In this edition of the Technology Policy Accelerator Newsletter, Hoover Institution Director Condoleezza Rice appears on the Big Technology podcast with Alex Kantrowitz to discuss US research funding and frontier technology. Herbert Lin and Martin Giles discuss how emerging technologies take shape. And Elizabeth Economy and Amy Zegart break down the scale of DeepSeek’s AI success on a new episode of the China Considered podcast.
Highlights
Condoleezza Rice: US Tech at Risk Amid University Cuts, China Threat
Hoover Institution Director Condoleezza Rice joined the Big Technology podcast to discuss whether the United States can hold its technological edge as China races ahead in AI, batteries, and advanced manufacturing. Rice shares her candid assessments of America’s tech arms race with China, the ripple effects of chip export controls, and why she believes democracies are safer stewards of frontier technologies than authoritarian states. Rice and host Alex Kantrowitz also discuss the squeeze on university research funding, immigration-driven talent pipelines, and tuition-fueled class divides. This timely conversation offers a data-rich, no-fluff analysis of the US tech industry and the risks it faces in our current political environment. In the episode, Rice emphasizes the work of the Stanford Emerging Technology Review, a Stanford and Hoover effort dedicated to helping policymakers seize opportunities associated with emerging technologies.
Watch their conversation here.
How Emerging Technologies Take Shape
“Policymakers and business leaders need to remember that impactful innovation doesn’t just take place at the frontier,” argues Research Fellow Herbert Lin, director of the Stanford Emerging Technology Review (SETR), in an interview for Defining Ideas. “For example, when the batteries in electric cars reach their end of useful life, there’s still some capacity left in them that could be useful for other applications. There’s increasingly interest in using secondhand car batteries for storing electricity produced by renewables such as solar power.” Speaking with Policy Fellow Martin Giles, executive director of the Technology Policy Accelerator, Lin discusses the importance of studying "crosscutting themes" across emerging technology areas. Those themes include nontechnological influences on tech evolution, including issues such as social acceptability and media hype, and the dangers of “frontier bias,” which can lead policymakers to overestimate the benefits accruing from leading-edge innovations and underestimate those accruing from ones not on the technical frontier, such as the secondhand electric vehicle batteries mentioned above. He also explains why the 2026 edition of the SETR report will include technical standards as a crosscutting theme, highlighting the opportunities and challenges they pose for governments and businesses.
Read more here.
China’s AI Breakthrough: DeepSeek vs. American Dominance with Amy Zegart
On the latest episode of China Considered, senior fellows Elizabeth Economy and Amy Zegart discuss DeepSeek AI, the “Sputnik moment” it created earlier this year when its new AI models appeared to match more costly American ones in performance, and Zegart’s own work tracing the educational backgrounds of the firm’s array of researchers. The fellows explore the strategic implications of open versus closed AI models, arguing that the US should embrace more open research approaches rather than closed models. They highlight how China is successfully replicating America's historical innovation model—investing heavily in long-term basic science—while the US has reduced federal R&D spending.

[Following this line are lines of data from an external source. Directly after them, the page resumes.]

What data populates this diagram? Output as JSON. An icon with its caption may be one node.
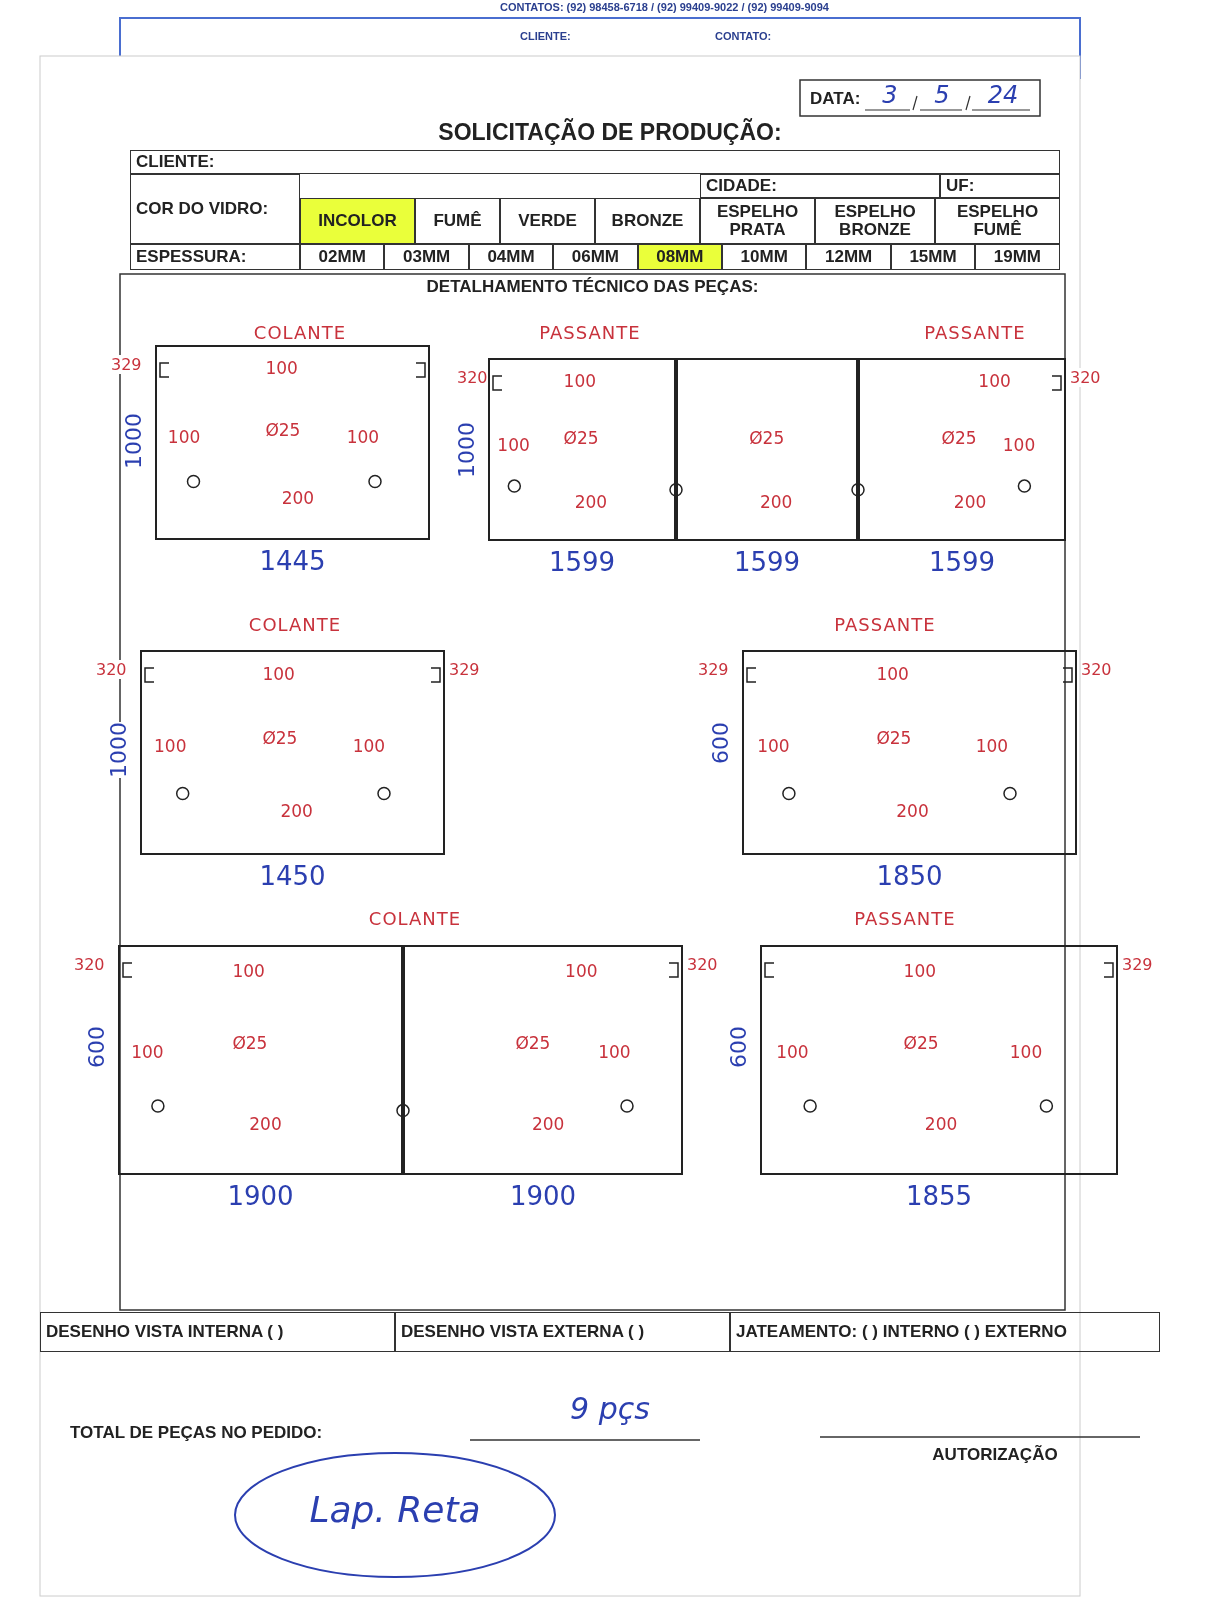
{
  "diagram": {
    "title": "SOLICITAÇÃO DE PRODUÇÃO:",
    "nodes": [
      {
        "text": [
          "100",
          "Ø25",
          "100",
          "100",
          "200"
        ],
        "beside": [
          "329",
          "1000",
          "1445"
        ]
      },
      {
        "text": [
          "100",
          "Ø25",
          "100",
          "200"
        ],
        "beside": [
          "320",
          "1000",
          "1599"
        ]
      },
      {
        "text": [
          "Ø25",
          "200"
        ],
        "beside": [
          "1599"
        ]
      },
      {
        "text": [
          "100",
          "Ø25",
          "100",
          "200"
        ],
        "beside": [
          "320",
          "1599"
        ]
      },
      {
        "text": [
          "100",
          "Ø25",
          "100",
          "100",
          "200"
        ],
        "beside": [
          "320",
          "329",
          "1000",
          "1450"
        ]
      },
      {
        "text": [
          "100",
          "Ø25",
          "100",
          "100",
          "200"
        ],
        "beside": [
          "329",
          "320",
          "600",
          "1850"
        ]
      },
      {
        "text": [
          "100",
          "Ø25",
          "100",
          "200"
        ],
        "beside": [
          "320",
          "600",
          "1900"
        ]
      },
      {
        "text": [
          "100",
          "Ø25",
          "100",
          "200"
        ],
        "beside": [
          "320",
          "1900"
        ]
      },
      {
        "text": [
          "100",
          "Ø25",
          "100",
          "100",
          "200"
        ],
        "beside": [
          "329",
          "600",
          "1855"
        ]
      }
    ],
    "edges": [],
    "labels": [
      "CONTATOS: (92) 98458-6718 / (92) 99409-9022 / (92) 99409-9094",
      "CLIENTE:",
      "CONTATO:",
      "DATA:",
      "3",
      "5",
      "24",
      "CLIENTE:",
      "CIDADE:",
      "UF:",
      "COR DO VIDRO:",
      "INCOLOR",
      "FUMÊ",
      "VERDE",
      "BRONZE",
      "ESPELHO PRATA",
      "ESPELHO BRONZE",
      "ESPELHO FUMÊ",
      "ESPESSURA:",
      "02MM",
      "03MM",
      "04MM",
      "06MM",
      "08MM",
      "10MM",
      "12MM",
      "15MM",
      "19MM",
      "DETALHAMENTO TÉCNICO DAS PEÇAS:",
      "COLANTE",
      "PASSANTE",
      "PASSANTE",
      "COLANTE",
      "PASSANTE",
      "COLANTE",
      "PASSANTE",
      "DESENHO VISTA INTERNA ( )",
      "DESENHO VISTA EXTERNA ( )",
      "JATEAMENTO: ( ) INTERNO ( ) EXTERNO",
      "TOTAL DE PEÇAS NO PEDIDO:",
      "9 pçs",
      "Lap. Reta",
      "AUTORIZAÇÃO"
    ]
  }
}
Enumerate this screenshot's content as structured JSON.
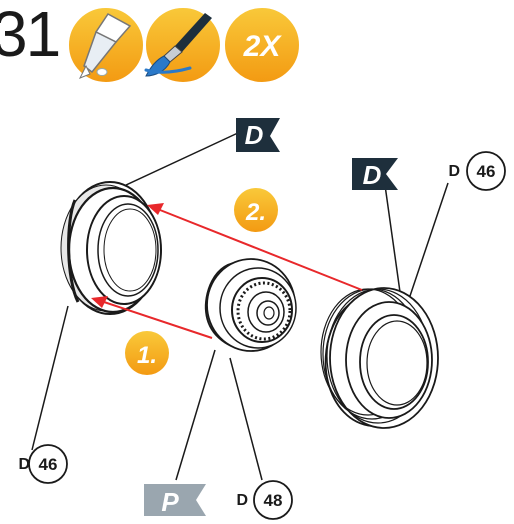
{
  "step": {
    "number": "31"
  },
  "header_icons": [
    {
      "name": "glue-tube-icon"
    },
    {
      "name": "paint-brush-icon"
    },
    {
      "name": "repeat-badge",
      "label": "2X"
    }
  ],
  "flags": {
    "top": "D",
    "right": "D",
    "bottom": "P"
  },
  "parts": {
    "tire_left": {
      "prefix": "D",
      "number": "46"
    },
    "tire_right": {
      "prefix": "D",
      "number": "46"
    },
    "wheel": {
      "prefix": "D",
      "number": "48"
    }
  },
  "order_badges": {
    "first": "1.",
    "second": "2."
  },
  "colors": {
    "accent_orange": "#f5a31a",
    "accent_yellow": "#f8c02c",
    "arrow_red": "#e8282b",
    "flag_dark": "#1e2f3c",
    "flag_grey": "#9aa6af",
    "line": "#1a1a1a"
  }
}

Watch or listen to the episode here.
More Insights
DeepSeek Talent Research Featured in Senate Report, Wall Street Journal
Zegart’s research into the talent profile of Chinese firm DeepSeek AI was featured in the July 2025 edition of the US Senate Foreign Relations Committee’s Minority Report and a news article in the Wall Street Journal. In a section highlighting the growing capabilities of China’s domestic science and research sector, legislators cite Zegart’s April 2025 report, coauthored with Emerson Johnston, showing that only a quarter of DeepSeek’s known research contributors had any ties to US universities, firms, or research institutes, and that more than half of DeepSeek’s team has never left China for studies or for work. This fact also made its way into a new article from Raffaele Huang and Liza Lin of the Wall Street Journal, that ran on July 29 and deals with how China is ramping up its efforts to compete with the US to develop artificial intelligence.
Read more here.
About the Technology Policy Accelerator
The Hoover Institution’s Technology Policy Accelerator conducts research and develops insights that help government and business leaders better understand emerging technology and its geopolitical implications so they can seize opportunities, mitigate risks, and advance American interests and values.
About the Stanford Emerging Technology Review
The Stanford Emerging Technology Review is a product of a major Stanford education initiative that provides an in-depth explanation of pivotal tech domains, recent developments within them, and what to look out for in the future.